Bogactwem gminy Mrocza są piękne jeziora. Nad jednym z nich, w Rościminie, swoją wakacyjną bazę budować chcą harcerze. Gmina chętnie na to przystaje, bo choć miejsc nadających się do rekreacji i uprawiania żeglarstwa jest tu wiele, nie są one w żaden sposób zagospodarowane. Samorząd szukał więc sprzymierzeńców w stworzeniu bazy dla wodniaków, i znalazł - harcerzy.
Umowa na 10 lat
- Wydzierżawiliśmy teren w Rościminie od gminy, Działka ma 4 hektary - informuje Lucyna Andrysiak, komendantka Kujawsko-Pomorskiej Chorągwi ZHP w Bydgoszczy. - Na razie jest to umowa na dziesięć lat, ale - nie ukrywam - rozmawiamy też z samorządem o kupnie tego terenu. Bo ciężar inwestowania spadnie głównie na nas. Teraz nasza współpraca układa się bardzo dobrze, ale jaka będzie przyszłość, nikt przecież nie wie.

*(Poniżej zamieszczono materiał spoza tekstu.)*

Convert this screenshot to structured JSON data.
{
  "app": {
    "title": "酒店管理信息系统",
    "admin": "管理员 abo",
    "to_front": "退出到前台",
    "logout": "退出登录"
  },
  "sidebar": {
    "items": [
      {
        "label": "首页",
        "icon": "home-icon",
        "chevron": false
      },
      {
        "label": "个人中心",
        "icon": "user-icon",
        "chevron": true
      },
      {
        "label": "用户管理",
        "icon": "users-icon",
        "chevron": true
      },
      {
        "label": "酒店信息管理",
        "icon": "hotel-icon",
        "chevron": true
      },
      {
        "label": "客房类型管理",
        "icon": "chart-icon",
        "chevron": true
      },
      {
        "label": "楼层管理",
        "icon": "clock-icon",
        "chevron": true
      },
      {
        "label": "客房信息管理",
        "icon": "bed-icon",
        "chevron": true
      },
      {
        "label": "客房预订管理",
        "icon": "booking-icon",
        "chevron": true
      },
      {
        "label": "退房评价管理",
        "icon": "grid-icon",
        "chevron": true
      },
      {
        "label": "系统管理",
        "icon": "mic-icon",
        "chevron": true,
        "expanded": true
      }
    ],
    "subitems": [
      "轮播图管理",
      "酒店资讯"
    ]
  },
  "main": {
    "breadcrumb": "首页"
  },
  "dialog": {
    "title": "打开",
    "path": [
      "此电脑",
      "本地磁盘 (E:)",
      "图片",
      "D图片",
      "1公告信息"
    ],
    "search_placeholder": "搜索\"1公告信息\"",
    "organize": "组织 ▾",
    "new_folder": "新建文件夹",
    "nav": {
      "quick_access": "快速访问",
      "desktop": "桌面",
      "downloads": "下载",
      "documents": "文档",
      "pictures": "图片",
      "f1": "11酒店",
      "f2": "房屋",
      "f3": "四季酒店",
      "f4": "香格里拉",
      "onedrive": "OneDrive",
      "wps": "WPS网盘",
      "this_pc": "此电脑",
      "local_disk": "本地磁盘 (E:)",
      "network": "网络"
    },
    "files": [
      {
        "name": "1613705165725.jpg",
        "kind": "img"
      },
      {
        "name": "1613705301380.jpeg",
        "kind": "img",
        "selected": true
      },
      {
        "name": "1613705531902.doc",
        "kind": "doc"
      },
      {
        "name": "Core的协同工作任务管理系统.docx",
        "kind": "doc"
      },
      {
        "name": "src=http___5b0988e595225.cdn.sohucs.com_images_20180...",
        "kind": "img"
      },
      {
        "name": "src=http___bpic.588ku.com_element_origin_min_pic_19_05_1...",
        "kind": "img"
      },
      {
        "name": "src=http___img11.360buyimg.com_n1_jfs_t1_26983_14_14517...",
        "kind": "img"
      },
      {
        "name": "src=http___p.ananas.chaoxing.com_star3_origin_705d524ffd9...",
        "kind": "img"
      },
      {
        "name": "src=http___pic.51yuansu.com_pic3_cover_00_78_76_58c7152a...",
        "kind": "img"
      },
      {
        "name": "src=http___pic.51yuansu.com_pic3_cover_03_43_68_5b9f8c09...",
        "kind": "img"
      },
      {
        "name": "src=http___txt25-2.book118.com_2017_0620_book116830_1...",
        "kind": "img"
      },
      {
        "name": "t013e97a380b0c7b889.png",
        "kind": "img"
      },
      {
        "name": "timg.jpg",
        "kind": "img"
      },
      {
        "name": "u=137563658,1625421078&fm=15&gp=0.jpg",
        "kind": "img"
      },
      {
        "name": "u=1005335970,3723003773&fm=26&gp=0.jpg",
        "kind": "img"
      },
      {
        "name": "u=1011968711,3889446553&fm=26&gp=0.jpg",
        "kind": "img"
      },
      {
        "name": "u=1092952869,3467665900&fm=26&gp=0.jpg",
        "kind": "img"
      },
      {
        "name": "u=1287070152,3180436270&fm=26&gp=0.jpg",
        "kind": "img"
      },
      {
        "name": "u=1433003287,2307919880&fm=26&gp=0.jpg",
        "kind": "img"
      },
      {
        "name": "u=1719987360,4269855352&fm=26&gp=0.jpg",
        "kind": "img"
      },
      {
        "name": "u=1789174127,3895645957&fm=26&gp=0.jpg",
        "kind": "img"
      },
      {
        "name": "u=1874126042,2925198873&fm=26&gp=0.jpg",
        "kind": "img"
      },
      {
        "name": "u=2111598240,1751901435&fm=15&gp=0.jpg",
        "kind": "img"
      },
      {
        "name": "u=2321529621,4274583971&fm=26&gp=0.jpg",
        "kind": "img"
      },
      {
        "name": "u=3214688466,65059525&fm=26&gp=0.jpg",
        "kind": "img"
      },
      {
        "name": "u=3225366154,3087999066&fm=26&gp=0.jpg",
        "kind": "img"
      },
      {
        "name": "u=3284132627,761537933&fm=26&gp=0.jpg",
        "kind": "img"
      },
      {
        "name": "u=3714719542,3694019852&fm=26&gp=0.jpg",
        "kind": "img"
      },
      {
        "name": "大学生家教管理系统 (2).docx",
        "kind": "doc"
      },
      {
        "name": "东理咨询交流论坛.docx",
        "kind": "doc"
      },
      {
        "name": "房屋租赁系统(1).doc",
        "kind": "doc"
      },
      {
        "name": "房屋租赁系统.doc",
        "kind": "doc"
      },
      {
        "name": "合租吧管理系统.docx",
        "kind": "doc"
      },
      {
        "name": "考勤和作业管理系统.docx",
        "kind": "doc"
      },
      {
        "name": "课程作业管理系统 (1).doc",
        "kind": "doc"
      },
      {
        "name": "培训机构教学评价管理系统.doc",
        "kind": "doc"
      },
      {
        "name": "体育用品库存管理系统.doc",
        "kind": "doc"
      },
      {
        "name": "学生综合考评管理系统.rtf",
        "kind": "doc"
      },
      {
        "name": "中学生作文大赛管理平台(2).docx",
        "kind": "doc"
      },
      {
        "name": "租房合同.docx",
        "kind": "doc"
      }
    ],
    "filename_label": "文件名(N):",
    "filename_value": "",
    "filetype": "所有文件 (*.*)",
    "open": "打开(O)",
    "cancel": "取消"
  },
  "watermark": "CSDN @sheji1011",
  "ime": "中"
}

A harcerze wobec tego miejsca mają wielkie plany. Inwestycję nad Jeziorem Rościmińskim Małym podzielono na trzy etapy. Pierwszy - to budowa nad brzegiem jeziora stanicy wodnej ZHP. Budynek ma być solidny, murowany. Powstanie obiekt, gdzie naprawić będzie można np. sprzęt wodny. Swoje miejsce znajdzie tu też czuwająca nad bezpieczeństwem wodniaków miejscowa OSP.
Sprzęt wodny m.in. kajaki pojawi się w Rościminie jeszcze tego lata. Harcerze wzięli udział w konkursie i za pośrednictwem lokalnej grupy działania pozyskali na ten cel 300 tys. zł.
Pierwsza łopata pod budowę stanicy wbita zostanie w ziemię 3 sierpnia. Zaproszono na to wydarzenie marszałka województwa, ale już wiadomo, że nie przyjedzie do Rościmina. - Będzie na urlopie - informuje Lucyna Andrysiak. Komendantka jest dobrej myśli. Jeśli nic nie stanie na przeszkodzie wiosną 2014 r. powinien być finisz.
Baza noclegowa też powstanie
Będzie można myśleć o drugim etapie inwestycji, w ramach którego powstać ma m.in. baza noclegowa. Obecnie wypoczywający nad jeziorem harcerze zakwaterowani są w namiotach.
W tym roku akcją letnią w Rościminie objęto harcerzy z Mroczy i powiatu nakielskiego. W przyszłości ma tu wypoczywać młodzież z całego regionu. Obie strony, a więc zarówno władze gminy, jak i ZHP chcą, by stanica w Rościminie służyła całej społeczności, nie tylko harcerzom. By wszyscy chętni, także turyści indywidualni, mogli się tu zatrzymać, uczyć pływania i żeglowania.